NEW YORK ( TheStreet) -- So you're looking to save on some household bills? There are many ways to do that, starting with cutting your cable bill, reducing your mortgage rate with a refinancing deal or even moving to a smaller house. But one surefire way to make your household budget balloon right back up again is to invite an adult child to move back into your house. Sure, you may not have much of a choice. According to Gallup 28.4% of Americans in the 18-to-29 age group were "underemployed" as of July 31.
That's triggered a prodigal son-and-daughter return to the nest for almost 22 million American young adults, according to the Pew Research Center and Securian Financial Group, or about 36% of all U.S. young adults between the ages of 18 and 31. "Most of these young adults are in the dark about the effect they have on their parents' finances," says Michelle Hall, a market research manager at Securian Financial Group. "Nearly 45% say their living at home has no financial impact. Yet elsewhere in the survey, nearly half (44%) of those same people said they are unsure of the impact. They simply do not know how living at home affects their parents financially."
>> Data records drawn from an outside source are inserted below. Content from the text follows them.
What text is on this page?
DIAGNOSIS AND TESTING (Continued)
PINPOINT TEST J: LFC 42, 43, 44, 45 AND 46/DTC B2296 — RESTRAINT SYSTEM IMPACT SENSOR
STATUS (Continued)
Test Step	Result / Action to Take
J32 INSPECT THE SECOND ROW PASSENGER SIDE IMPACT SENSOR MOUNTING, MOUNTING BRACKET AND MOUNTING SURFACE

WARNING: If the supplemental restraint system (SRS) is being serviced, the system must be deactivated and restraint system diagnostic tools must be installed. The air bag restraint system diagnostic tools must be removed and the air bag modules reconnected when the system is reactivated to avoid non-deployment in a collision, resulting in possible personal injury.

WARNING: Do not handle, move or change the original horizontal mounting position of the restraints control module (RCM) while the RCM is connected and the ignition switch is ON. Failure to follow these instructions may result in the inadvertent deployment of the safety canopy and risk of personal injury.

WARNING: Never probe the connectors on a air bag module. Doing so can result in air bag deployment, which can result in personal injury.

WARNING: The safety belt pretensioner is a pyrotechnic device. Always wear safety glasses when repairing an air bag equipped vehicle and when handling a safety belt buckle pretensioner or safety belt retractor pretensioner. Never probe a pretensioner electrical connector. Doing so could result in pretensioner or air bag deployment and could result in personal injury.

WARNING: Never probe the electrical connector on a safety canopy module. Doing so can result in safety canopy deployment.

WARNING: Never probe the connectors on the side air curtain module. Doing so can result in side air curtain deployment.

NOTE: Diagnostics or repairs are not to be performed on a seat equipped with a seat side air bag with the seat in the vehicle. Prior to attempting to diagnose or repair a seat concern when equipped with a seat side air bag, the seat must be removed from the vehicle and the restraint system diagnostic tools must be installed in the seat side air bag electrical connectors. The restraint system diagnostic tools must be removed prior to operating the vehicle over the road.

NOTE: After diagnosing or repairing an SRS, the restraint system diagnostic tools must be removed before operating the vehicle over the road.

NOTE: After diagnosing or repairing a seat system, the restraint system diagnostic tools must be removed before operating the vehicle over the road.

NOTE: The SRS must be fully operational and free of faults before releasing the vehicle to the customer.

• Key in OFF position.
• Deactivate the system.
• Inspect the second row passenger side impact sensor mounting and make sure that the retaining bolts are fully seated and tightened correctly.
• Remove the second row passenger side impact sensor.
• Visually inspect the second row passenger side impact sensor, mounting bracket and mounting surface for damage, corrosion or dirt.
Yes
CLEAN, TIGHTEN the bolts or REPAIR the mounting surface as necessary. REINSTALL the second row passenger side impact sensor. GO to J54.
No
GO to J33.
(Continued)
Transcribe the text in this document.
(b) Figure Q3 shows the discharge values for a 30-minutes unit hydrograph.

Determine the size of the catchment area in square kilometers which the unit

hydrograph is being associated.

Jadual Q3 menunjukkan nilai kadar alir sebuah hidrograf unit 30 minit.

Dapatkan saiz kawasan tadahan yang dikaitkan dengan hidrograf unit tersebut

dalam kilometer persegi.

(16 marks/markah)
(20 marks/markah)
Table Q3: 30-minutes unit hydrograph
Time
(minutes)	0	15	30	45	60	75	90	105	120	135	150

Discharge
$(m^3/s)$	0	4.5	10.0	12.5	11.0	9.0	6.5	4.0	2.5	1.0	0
The study points out that only 10% of young adults living at home pay rent, although 49% say they help with some household expenses, such as utility or cable bills. In addition, the study reports that "parents not only keep their adult children living at home in the dark about their finances, few parents make financial demands on them." A separate study from the National Endowment for Financial Education says that 25% of parents with adult children under the same roof go into debt, while 60% of U.S. parents are "financially supporting" their adult children. In addition, NEFE says that 13% of parents put off buying a new home, and 7% delayed retirement to help their adults sons and daughters out financially.